BUS DRIVERS QUIT: Transport problems intensified when dozens of drivers quit the Olympic bus service, saying they were angry about working conditions and poor organization of timetables. The Australian Associated Press reported that up to 50 drivers failed to turn up to work, claiming the stress of providing the service was not worth the effort.

POLITICAL PROTESTS: The head of security has vowed not to let anti-capitalism protesters shut down Sydney. After watching violent confrontations disrupt an economic conference in Melbourne, New South Wales police commissioner Peter Ryan said police will come down hard on any group that marches on venues or tries to impede traffic.

OPENING CEREMONY: After 104 years, athletes and team officials will walk together when the U.S. team marches into the Olympics. Ending a tradition that started with the first modern Games in 1896, the U.S. Olympic Committee said it was doing away with the line of officials that usually comes between the American flag and the athletes in the Opening Ceremony march Friday. Muhammad Ali, who lighted the cauldron to open the Atlanta Olympics four years ago, will be at the ceremonies. "Right now, I haven't got any planned role _ I'm only there to be a spectator," the three-time world heavyweight boxing champion said...Cliff Meidl, who survived a 30,000-volt jolt of electricity in a construction accident and became one of America's top sprint kayakers, was picked to carry the U.S. flag.

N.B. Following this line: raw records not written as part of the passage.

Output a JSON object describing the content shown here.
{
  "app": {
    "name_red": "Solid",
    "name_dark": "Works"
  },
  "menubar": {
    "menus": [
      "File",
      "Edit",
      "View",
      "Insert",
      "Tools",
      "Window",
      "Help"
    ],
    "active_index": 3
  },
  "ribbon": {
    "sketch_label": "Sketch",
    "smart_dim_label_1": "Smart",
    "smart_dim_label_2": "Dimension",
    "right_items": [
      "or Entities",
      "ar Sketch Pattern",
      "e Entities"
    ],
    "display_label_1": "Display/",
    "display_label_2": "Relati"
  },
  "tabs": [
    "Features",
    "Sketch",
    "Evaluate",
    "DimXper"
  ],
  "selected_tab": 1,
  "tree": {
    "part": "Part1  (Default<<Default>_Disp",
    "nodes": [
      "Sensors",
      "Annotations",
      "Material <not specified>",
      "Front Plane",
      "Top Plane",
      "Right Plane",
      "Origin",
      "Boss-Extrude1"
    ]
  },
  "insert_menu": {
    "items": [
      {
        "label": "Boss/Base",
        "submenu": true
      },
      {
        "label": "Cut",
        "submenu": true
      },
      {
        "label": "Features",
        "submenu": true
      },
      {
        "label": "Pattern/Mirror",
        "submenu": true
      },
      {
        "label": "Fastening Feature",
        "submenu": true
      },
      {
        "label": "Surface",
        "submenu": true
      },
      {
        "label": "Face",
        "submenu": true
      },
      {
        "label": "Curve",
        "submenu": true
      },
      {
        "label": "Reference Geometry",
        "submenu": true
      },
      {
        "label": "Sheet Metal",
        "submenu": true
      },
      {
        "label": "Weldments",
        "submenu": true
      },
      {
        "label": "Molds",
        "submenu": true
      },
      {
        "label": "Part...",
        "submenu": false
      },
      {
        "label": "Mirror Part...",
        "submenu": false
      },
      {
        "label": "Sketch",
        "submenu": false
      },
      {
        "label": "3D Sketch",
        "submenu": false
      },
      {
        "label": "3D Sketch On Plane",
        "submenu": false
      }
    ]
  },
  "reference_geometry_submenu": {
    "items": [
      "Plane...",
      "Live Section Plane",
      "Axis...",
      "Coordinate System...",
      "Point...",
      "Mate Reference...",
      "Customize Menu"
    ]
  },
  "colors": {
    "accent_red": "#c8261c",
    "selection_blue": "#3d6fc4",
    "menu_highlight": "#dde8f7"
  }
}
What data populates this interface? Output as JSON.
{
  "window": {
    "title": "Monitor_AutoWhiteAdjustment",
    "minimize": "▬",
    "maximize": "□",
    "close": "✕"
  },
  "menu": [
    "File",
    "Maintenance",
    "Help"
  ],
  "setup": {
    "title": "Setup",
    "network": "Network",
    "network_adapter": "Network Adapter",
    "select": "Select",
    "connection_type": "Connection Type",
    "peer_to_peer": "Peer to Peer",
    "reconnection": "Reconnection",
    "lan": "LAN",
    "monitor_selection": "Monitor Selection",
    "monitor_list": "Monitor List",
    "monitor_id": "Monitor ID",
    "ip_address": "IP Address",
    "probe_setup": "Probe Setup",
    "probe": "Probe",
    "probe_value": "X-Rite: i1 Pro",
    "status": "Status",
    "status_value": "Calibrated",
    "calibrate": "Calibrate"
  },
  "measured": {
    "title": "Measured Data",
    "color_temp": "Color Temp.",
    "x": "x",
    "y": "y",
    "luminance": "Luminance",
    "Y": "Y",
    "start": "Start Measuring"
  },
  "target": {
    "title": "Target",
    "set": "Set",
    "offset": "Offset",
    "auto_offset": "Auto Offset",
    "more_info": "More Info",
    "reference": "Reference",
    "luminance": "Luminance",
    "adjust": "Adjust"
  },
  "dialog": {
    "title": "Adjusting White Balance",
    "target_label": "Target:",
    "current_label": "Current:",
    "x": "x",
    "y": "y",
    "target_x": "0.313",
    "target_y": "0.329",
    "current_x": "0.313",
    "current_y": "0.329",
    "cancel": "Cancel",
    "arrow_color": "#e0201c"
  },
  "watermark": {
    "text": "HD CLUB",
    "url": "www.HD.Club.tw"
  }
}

Boxer Victor Ramos, who hid in the hills from marauding militia after East Timor's independence vote from Indonesia, will carry the Olympic flag in front of his nation's refugee team.

DIVING: Arturo Miranda is 0-for-2 in trying to compete, but has another chance. A three-member panel of the International Court of Arbitration for Sport asked the International Olympic Committee to review a decision prohibiting the Cuba-born diver from representing Canada. The court of arbitration also asked the IOC to review a rule that says if an athlete changes citizenship, his home country can veto participation for his new one for three years.

TRACK: Germany's Charles Friedek, the triple jump world champion, said he will attempt to compete despite a partly torn knee ligament. Although Friedek isn't completely healed, he will fly into Sydney on Saturday and hopes to be ready for the Sept. 23 qualifications.

ELIGIBILITY DEBATES: A three-member panel of the International Court of Arbitration for Sport asked the International Olympic Committee to review a decision prohibiting Cuba-born Arturo Miranda from representing Canada. The court of arbitration also asked the IOC to review a rule that says if an athlete changes citizenship, his home country can veto participation for his new one for three years.

Meanwhile, three arbitrators ruled that Angel Perez was not eligible to race for the U.S. team. Perez, an Olympian for Cuba in 1992, defected to Miami in 1993 and became a U.S. citizen in 1999.

GYMNASTICS: The U.S. women's team got a scare when Jamie Dantzscher rolled her right ankle during training. Dantzscher continued practicing after getting her ankle taped and said the injury isn't serious.

SWIMMING: The governing body took a major step toward approving men for synchronized events, meaning American Bill May likely will be able to compete at the 2004 Olympics. FINA approved a U.S.-backed proposal to allow mixed pairs competition, beginning with the 2002 World Championships in Zurich, Switzerland.